Passados dois anos, tudo na mesma: estão a trabalhar em serviços de limpeza, caixas de supermercados ou atrás de balcões comerciais. Apenas uma exerce funções em ambiente hospitalar como auxiliar de cuidados médicos. Fugiram da guerra na Ucrânia onde deixaram maridos, pais e irmãos a combater. A chegada de dezenas de médicas ucranianas, com especialidade em neonatologia, obstetrícia, pediatria, neurologia ou medicina geral – áreas críticas no SNS -, fazia acreditar que poderiam ser parte da solução para a falta de médicos.

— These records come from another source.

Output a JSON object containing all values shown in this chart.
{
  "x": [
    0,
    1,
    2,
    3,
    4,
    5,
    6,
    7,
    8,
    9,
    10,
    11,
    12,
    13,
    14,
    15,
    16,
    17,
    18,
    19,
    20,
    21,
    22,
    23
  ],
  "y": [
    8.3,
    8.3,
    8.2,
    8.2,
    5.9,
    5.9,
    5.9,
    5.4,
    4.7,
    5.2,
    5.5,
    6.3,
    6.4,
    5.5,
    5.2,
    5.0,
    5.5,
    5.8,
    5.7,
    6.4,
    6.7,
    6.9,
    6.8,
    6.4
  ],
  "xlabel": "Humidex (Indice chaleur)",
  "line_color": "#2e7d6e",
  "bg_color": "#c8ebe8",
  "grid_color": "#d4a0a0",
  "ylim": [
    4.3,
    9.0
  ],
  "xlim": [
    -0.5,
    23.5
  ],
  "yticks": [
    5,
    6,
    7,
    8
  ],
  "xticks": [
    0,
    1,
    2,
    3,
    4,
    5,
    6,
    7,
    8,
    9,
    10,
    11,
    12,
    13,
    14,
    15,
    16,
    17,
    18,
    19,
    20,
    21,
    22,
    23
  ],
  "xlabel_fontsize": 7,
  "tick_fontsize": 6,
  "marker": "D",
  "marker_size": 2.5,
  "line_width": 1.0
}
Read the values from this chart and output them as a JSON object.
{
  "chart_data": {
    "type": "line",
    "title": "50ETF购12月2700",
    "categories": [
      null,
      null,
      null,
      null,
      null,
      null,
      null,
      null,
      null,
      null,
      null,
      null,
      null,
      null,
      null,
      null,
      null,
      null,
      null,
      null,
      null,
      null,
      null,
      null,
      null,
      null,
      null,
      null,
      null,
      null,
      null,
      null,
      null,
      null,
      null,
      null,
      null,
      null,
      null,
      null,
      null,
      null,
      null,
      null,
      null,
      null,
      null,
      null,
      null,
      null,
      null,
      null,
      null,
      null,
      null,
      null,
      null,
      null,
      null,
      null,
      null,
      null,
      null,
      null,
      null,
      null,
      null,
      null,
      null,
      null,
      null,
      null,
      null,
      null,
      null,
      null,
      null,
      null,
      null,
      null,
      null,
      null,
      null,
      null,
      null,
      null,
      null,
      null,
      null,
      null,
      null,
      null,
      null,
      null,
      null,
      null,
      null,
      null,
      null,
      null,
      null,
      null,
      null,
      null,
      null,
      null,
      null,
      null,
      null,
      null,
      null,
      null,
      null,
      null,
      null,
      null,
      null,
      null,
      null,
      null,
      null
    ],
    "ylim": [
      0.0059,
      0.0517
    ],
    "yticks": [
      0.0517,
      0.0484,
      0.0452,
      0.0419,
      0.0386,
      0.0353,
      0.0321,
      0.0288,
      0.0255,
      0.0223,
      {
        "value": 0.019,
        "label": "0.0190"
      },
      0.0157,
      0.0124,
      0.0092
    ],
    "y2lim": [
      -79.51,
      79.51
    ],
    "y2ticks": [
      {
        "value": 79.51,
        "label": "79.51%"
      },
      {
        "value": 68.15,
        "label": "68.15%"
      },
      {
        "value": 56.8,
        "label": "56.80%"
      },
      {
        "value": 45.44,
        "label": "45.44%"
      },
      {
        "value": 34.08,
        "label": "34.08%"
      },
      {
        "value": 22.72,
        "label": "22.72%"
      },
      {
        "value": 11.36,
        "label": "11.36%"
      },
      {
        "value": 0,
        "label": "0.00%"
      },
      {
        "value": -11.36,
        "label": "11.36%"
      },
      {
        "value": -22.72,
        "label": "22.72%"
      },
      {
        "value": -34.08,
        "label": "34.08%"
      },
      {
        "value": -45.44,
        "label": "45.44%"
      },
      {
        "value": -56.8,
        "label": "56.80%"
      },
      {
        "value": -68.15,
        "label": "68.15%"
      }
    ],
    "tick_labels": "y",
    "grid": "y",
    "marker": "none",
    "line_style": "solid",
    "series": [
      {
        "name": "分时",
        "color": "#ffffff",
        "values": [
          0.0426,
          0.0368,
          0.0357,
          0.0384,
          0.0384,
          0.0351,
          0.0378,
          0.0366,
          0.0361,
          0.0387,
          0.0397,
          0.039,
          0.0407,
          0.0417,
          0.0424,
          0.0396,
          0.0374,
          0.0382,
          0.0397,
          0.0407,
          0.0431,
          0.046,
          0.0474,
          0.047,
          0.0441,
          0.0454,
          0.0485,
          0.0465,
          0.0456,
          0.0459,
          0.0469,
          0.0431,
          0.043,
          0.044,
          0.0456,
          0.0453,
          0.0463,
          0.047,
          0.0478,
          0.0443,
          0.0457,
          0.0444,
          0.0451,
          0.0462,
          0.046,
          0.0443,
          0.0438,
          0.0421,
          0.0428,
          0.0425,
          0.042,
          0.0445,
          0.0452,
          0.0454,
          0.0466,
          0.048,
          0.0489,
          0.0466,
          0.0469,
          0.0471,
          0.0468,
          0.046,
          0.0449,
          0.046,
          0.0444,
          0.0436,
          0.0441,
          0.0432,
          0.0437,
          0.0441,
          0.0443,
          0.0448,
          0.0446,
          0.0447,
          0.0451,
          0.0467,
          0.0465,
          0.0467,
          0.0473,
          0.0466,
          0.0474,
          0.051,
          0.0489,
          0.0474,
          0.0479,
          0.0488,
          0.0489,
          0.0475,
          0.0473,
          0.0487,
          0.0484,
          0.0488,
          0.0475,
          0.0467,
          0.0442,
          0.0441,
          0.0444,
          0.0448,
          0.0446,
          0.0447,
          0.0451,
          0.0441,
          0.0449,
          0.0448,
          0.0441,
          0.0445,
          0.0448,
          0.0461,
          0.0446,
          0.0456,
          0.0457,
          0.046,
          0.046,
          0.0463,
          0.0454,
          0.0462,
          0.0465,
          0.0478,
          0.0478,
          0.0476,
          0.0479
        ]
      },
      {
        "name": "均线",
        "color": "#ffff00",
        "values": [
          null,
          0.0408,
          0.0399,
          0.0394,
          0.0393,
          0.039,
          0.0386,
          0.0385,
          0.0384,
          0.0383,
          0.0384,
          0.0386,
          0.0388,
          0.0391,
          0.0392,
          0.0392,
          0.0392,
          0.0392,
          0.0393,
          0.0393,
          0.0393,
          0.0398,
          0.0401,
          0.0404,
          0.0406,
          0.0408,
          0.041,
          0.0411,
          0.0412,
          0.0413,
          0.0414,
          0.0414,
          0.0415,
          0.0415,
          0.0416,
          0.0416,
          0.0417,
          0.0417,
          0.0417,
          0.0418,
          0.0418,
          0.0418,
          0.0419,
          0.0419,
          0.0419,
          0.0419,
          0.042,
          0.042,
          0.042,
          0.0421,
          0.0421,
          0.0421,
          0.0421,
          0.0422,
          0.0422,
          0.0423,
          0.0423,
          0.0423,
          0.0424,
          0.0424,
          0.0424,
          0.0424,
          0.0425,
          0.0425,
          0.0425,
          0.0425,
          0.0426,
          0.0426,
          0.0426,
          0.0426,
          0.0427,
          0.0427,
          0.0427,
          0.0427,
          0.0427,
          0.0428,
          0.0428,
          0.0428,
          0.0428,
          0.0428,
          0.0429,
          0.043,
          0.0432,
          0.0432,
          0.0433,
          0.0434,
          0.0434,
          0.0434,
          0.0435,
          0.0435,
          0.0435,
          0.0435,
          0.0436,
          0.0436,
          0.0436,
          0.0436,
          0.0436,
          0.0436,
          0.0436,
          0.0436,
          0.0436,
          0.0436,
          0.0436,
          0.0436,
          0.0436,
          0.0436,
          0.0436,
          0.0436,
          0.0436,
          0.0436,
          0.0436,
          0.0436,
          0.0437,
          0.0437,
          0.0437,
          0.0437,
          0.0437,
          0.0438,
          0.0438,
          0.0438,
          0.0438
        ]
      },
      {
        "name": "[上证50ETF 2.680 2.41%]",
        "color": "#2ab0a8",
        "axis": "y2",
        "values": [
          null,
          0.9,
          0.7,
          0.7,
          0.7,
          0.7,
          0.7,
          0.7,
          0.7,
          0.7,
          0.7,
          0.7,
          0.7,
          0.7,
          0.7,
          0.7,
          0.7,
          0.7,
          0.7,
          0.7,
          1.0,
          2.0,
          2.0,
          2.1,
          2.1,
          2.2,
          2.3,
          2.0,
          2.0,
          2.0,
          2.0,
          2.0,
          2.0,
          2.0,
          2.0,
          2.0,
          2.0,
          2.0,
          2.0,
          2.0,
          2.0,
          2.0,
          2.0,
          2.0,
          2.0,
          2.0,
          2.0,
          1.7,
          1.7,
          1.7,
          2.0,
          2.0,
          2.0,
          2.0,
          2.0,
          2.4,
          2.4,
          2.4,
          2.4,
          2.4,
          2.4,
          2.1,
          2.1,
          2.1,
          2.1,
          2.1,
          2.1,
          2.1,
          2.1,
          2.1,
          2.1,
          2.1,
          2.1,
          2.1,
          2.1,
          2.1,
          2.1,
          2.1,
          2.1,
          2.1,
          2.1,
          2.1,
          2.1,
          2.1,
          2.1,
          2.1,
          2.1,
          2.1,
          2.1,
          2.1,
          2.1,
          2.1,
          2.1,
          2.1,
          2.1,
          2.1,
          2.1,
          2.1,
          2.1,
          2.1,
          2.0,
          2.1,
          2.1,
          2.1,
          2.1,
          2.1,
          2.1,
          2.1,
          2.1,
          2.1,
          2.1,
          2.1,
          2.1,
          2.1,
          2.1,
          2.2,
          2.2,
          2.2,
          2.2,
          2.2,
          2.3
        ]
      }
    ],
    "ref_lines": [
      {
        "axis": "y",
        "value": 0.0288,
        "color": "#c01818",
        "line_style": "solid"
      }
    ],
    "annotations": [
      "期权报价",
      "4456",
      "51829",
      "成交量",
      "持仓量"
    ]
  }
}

Mas não. Todas continuam à espera do reconhecimento do grau académico que lhes dá acesso à profissão. Precisam de passar por várias fases, não só para o reconhecimento por parte das universidades, como as exigidas pelas Ordem dos Médicos (OM). Resultado: o ano passado apenas uma passou a prova de língua portuguesa.
O bastonário da OM, Carlos Cortes, garantiu ao Nascer do SOL que tem pressionado o ministro da Saúde para se encontrar «uma forma de agilizar – não de facilitar – o reconhecimento» destas médicas. «Existe toda a abertura da OM» para ter o assunto resolvido em breve.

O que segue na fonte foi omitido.